Weaving strategies with policies
I mentioned recently here on the blog that there can be strategic elements to policies, just as there are operational aspects to the supporting procedures and guidelines. With the new year fast approaching, I'd like to explore that further today.
Warning: your blinkers are coming off. Prepare for the glare.
Take for instance the corporate responses to COVID-19. Out of necessity, organisations in lockdown shifted rapidly from on-site office work and in-person meetings to home-working, using video conferencing, email and collaborative approaches.
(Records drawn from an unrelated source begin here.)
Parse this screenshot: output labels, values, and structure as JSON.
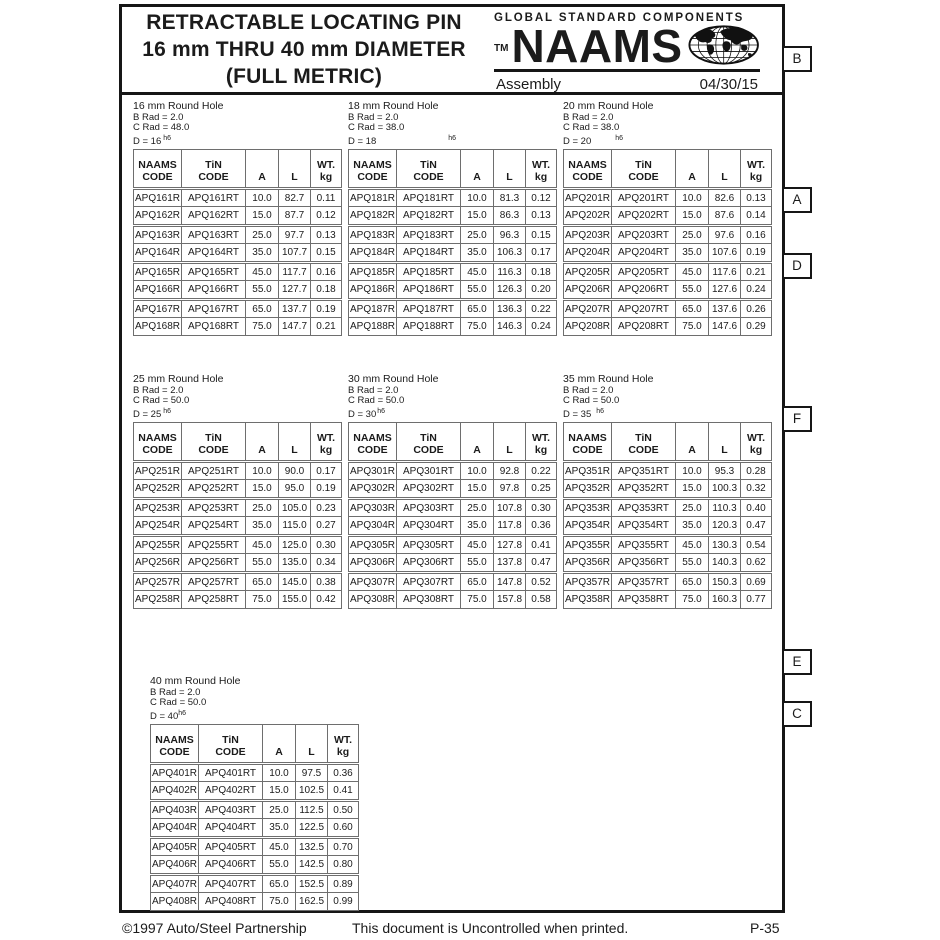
{
  "document": {
    "title_lines": [
      "RETRACTABLE LOCATING PIN",
      "16 mm THRU 40 mm DIAMETER",
      "(FULL METRIC)"
    ],
    "logo": {
      "tagline": "GLOBAL STANDARD COMPONENTS",
      "trademark": "TM",
      "brand": "NAAMS",
      "globe_icon": "globe-icon",
      "assembly": "Assembly",
      "date": "04/30/15"
    },
    "side_labels": [
      "B",
      "A",
      "D",
      "F",
      "E",
      "C"
    ],
    "footer": {
      "left": "©1997 Auto/Steel Partnership",
      "center": "This document is Uncontrolled when printed.",
      "right": "P-35"
    }
  },
  "column_headers": [
    {
      "line1": "NAAMS",
      "line2": "CODE"
    },
    {
      "line1": "TiN",
      "line2": "CODE"
    },
    {
      "line1": "",
      "line2": "A"
    },
    {
      "line1": "",
      "line2": "L"
    },
    {
      "line1": "WT.",
      "line2": "kg"
    }
  ],
  "tables": [
    {
      "title": "16 mm Round Hole",
      "spec_b": "B Rad = 2.0",
      "spec_c": "C Rad = 48.0",
      "spec_d": "D = 16",
      "spec_d_sup": "h6",
      "rows": [
        [
          "APQ161R",
          "APQ161RT",
          "10.0",
          "82.7",
          "0.11"
        ],
        [
          "APQ162R",
          "APQ162RT",
          "15.0",
          "87.7",
          "0.12"
        ],
        [
          "APQ163R",
          "APQ163RT",
          "25.0",
          "97.7",
          "0.13"
        ],
        [
          "APQ164R",
          "APQ164RT",
          "35.0",
          "107.7",
          "0.15"
        ],
        [
          "APQ165R",
          "APQ165RT",
          "45.0",
          "117.7",
          "0.16"
        ],
        [
          "APQ166R",
          "APQ166RT",
          "55.0",
          "127.7",
          "0.18"
        ],
        [
          "APQ167R",
          "APQ167RT",
          "65.0",
          "137.7",
          "0.19"
        ],
        [
          "APQ168R",
          "APQ168RT",
          "75.0",
          "147.7",
          "0.21"
        ]
      ]
    },
    {
      "title": "18 mm Round Hole",
      "spec_b": "B Rad = 2.0",
      "spec_c": "C Rad = 38.0",
      "spec_d": "D = 18",
      "spec_d_sup": "h6",
      "rows": [
        [
          "APQ181R",
          "APQ181RT",
          "10.0",
          "81.3",
          "0.12"
        ],
        [
          "APQ182R",
          "APQ182RT",
          "15.0",
          "86.3",
          "0.13"
        ],
        [
          "APQ183R",
          "APQ183RT",
          "25.0",
          "96.3",
          "0.15"
        ],
        [
          "APQ184R",
          "APQ184RT",
          "35.0",
          "106.3",
          "0.17"
        ],
        [
          "APQ185R",
          "APQ185RT",
          "45.0",
          "116.3",
          "0.18"
        ],
        [
          "APQ186R",
          "APQ186RT",
          "55.0",
          "126.3",
          "0.20"
        ],
        [
          "APQ187R",
          "APQ187RT",
          "65.0",
          "136.3",
          "0.22"
        ],
        [
          "APQ188R",
          "APQ188RT",
          "75.0",
          "146.3",
          "0.24"
        ]
      ]
    },
    {
      "title": "20 mm Round Hole",
      "spec_b": "B Rad = 2.0",
      "spec_c": "C Rad = 38.0",
      "spec_d": "D = 20",
      "spec_d_sup": "h6",
      "rows": [
        [
          "APQ201R",
          "APQ201RT",
          "10.0",
          "82.6",
          "0.13"
        ],
        [
          "APQ202R",
          "APQ202RT",
          "15.0",
          "87.6",
          "0.14"
        ],
        [
          "APQ203R",
          "APQ203RT",
          "25.0",
          "97.6",
          "0.16"
        ],
        [
          "APQ204R",
          "APQ204RT",
          "35.0",
          "107.6",
          "0.19"
        ],
        [
          "APQ205R",
          "APQ205RT",
          "45.0",
          "117.6",
          "0.21"
        ],
        [
          "APQ206R",
          "APQ206RT",
          "55.0",
          "127.6",
          "0.24"
        ],
        [
          "APQ207R",
          "APQ207RT",
          "65.0",
          "137.6",
          "0.26"
        ],
        [
          "APQ208R",
          "APQ208RT",
          "75.0",
          "147.6",
          "0.29"
        ]
      ]
    },
    {
      "title": "25 mm Round Hole",
      "spec_b": "B Rad = 2.0",
      "spec_c": "C Rad = 50.0",
      "spec_d": "D = 25",
      "spec_d_sup": "h6",
      "rows": [
        [
          "APQ251R",
          "APQ251RT",
          "10.0",
          "90.0",
          "0.17"
        ],
        [
          "APQ252R",
          "APQ252RT",
          "15.0",
          "95.0",
          "0.19"
        ],
        [
          "APQ253R",
          "APQ253RT",
          "25.0",
          "105.0",
          "0.23"
        ],
        [
          "APQ254R",
          "APQ254RT",
          "35.0",
          "115.0",
          "0.27"
        ],
        [
          "APQ255R",
          "APQ255RT",
          "45.0",
          "125.0",
          "0.30"
        ],
        [
          "APQ256R",
          "APQ256RT",
          "55.0",
          "135.0",
          "0.34"
        ],
        [
          "APQ257R",
          "APQ257RT",
          "65.0",
          "145.0",
          "0.38"
        ],
        [
          "APQ258R",
          "APQ258RT",
          "75.0",
          "155.0",
          "0.42"
        ]
      ]
    },
    {
      "title": "30 mm Round Hole",
      "spec_b": "B Rad = 2.0",
      "spec_c": "C Rad = 50.0",
      "spec_d": "D = 30",
      "spec_d_sup": "h6",
      "rows": [
        [
          "APQ301R",
          "APQ301RT",
          "10.0",
          "92.8",
          "0.22"
        ],
        [
          "APQ302R",
          "APQ302RT",
          "15.0",
          "97.8",
          "0.25"
        ],
        [
          "APQ303R",
          "APQ303RT",
          "25.0",
          "107.8",
          "0.30"
        ],
        [
          "APQ304R",
          "APQ304RT",
          "35.0",
          "117.8",
          "0.36"
        ],
        [
          "APQ305R",
          "APQ305RT",
          "45.0",
          "127.8",
          "0.41"
        ],
        [
          "APQ306R",
          "APQ306RT",
          "55.0",
          "137.8",
          "0.47"
        ],
        [
          "APQ307R",
          "APQ307RT",
          "65.0",
          "147.8",
          "0.52"
        ],
        [
          "APQ308R",
          "APQ308RT",
          "75.0",
          "157.8",
          "0.58"
        ]
      ]
    },
    {
      "title": "35 mm Round Hole",
      "spec_b": "B Rad = 2.0",
      "spec_c": "C Rad = 50.0",
      "spec_d": "D = 35",
      "spec_d_sup": "h6",
      "rows": [
        [
          "APQ351R",
          "APQ351RT",
          "10.0",
          "95.3",
          "0.28"
        ],
        [
          "APQ352R",
          "APQ352RT",
          "15.0",
          "100.3",
          "0.32"
        ],
        [
          "APQ353R",
          "APQ353RT",
          "25.0",
          "110.3",
          "0.40"
        ],
        [
          "APQ354R",
          "APQ354RT",
          "35.0",
          "120.3",
          "0.47"
        ],
        [
          "APQ355R",
          "APQ355RT",
          "45.0",
          "130.3",
          "0.54"
        ],
        [
          "APQ356R",
          "APQ356RT",
          "55.0",
          "140.3",
          "0.62"
        ],
        [
          "APQ357R",
          "APQ357RT",
          "65.0",
          "150.3",
          "0.69"
        ],
        [
          "APQ358R",
          "APQ358RT",
          "75.0",
          "160.3",
          "0.77"
        ]
      ]
    },
    {
      "title": "40 mm Round Hole",
      "spec_b": "B Rad = 2.0",
      "spec_c": "C Rad = 50.0",
      "spec_d": "D = 40",
      "spec_d_sup": "h6",
      "rows": [
        [
          "APQ401R",
          "APQ401RT",
          "10.0",
          "97.5",
          "0.36"
        ],
        [
          "APQ402R",
          "APQ402RT",
          "15.0",
          "102.5",
          "0.41"
        ],
        [
          "APQ403R",
          "APQ403RT",
          "25.0",
          "112.5",
          "0.50"
        ],
        [
          "APQ404R",
          "APQ404RT",
          "35.0",
          "122.5",
          "0.60"
        ],
        [
          "APQ405R",
          "APQ405RT",
          "45.0",
          "132.5",
          "0.70"
        ],
        [
          "APQ406R",
          "APQ406RT",
          "55.0",
          "142.5",
          "0.80"
        ],
        [
          "APQ407R",
          "APQ407RT",
          "65.0",
          "152.5",
          "0.89"
        ],
        [
          "APQ408R",
          "APQ408RT",
          "75.0",
          "162.5",
          "0.99"
        ]
      ]
    }
  ]
}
Although that may have been a purely reactive, un-pre-planned response to the global crisis that erupted (despite prior pandemics and warnings arising from increasing international travel), it was facilitated by longer-term planned, strategic changes and investments in a resilient workforce with flexible working practices and positive attitudes, strong relationships within and without the organisation, plus appropriate tools and technologies - in particular the cloud (since about 2000) and, of course, IT (since about 1970).
Thinking about it, the very concept of 'office work', or indeed 'work', stretches back still further, along with 'business', 'commerce', 'profit' and 'money'. Gradual shifts in human society on an almost evolutionary scale have led to where we are right now ... and will continue going forward, presenting strategic challenges and opportunities to those who are awake to the possibilities ahead (both positive and negative), sufficiently resilient to cope with adversity yet resourceful, strong enough and well-positioned to surge forward when it makes sense.
In some organisations, policies and practices for home/virtual working were hastily developed and adopted during and in response to the COVID outbreak. In others, either the policies and practices were already in place, or there was no specific need for them since flexible, tech-enabled working was very much the norm already. A few laggards are still struggling to catch up even today, and failing to thrive in adversity may mean failing to survive in perpetuity.
[Aside: how on Earth can today's politicians justify holding a climate change conference as a physical, in-person event, during COVID no less, rather than virtually, on-line? Are we even on the same planet? Shakes head in disbelief.]
And that's another thing. Do international standards and methods feature in your security strategy? Are you looking to ignore, adopt, comply with, be certified against, proactive exploit or even get engaged with the ongoing development of the ISO27k standards, for instance? There's a substantial range of possibilities with strategic, tactical and operational elements and, for sure, business implications. Are you going to be forced, kicking and screaming, into ISO/IEC 27001 certification by insistent business partners and legislation for fear of losing out on lucrative contracts and sales, or will you seize the initiative in 2022 to invest in a more systematic, structured approach to information risk and security management, on your own terms, under your own control?
As you consider the threads I've brought up and others in the context of your own organisation and personal situation, remember that we are not the only ones thinking strategically at this time of year, preparing our cunning plans, proposing initiatives and often requesting substantial financial investments to make real progress in information risk and security. 'Protecting information against information risks' is a necessary but insufficient strategic goal without something along the lines of 'and enabling the legitimate exploitation of information to add value to the business' ... which hooks firmly into the strategy development going on all at the same time around us. Are our colleagues in IT, finance, HR, operations, marketing and other functions even considering the information risk and security aspects to their cunning strategic plans? Wider still, what about our (global!) business partners, suppliers, customers, prospects and regulators? How can we help and support each other? What about those opportunities to exploit third parties' strategic weaknesses (being oblivious to the business value of ISO27k, for instance)?
Good luck weaving your way through the maze of possibilities!
I'll leave you to contemplate the challenge of building a policy pyramid on the moon. Seen from space, the Earth is a rather small, insignificant planet, 'mostly harmless' indeed. Even 'Think global, act local' seems somewhat parochial these days, so what is your vision for the future, your rallying cry as you lead the troops to new horizons and beyond? Are you thinking broadly enough? What excites you so much about the future that it can't help but engender enthusiasm and support from your executive colleagues and (we hope!) the budget to 'make it so'? Is 2022 your year to go on the offensive, shrugging off the defensive, reactive, backward-looking cloak of more traditional approaches to information and even cyber security?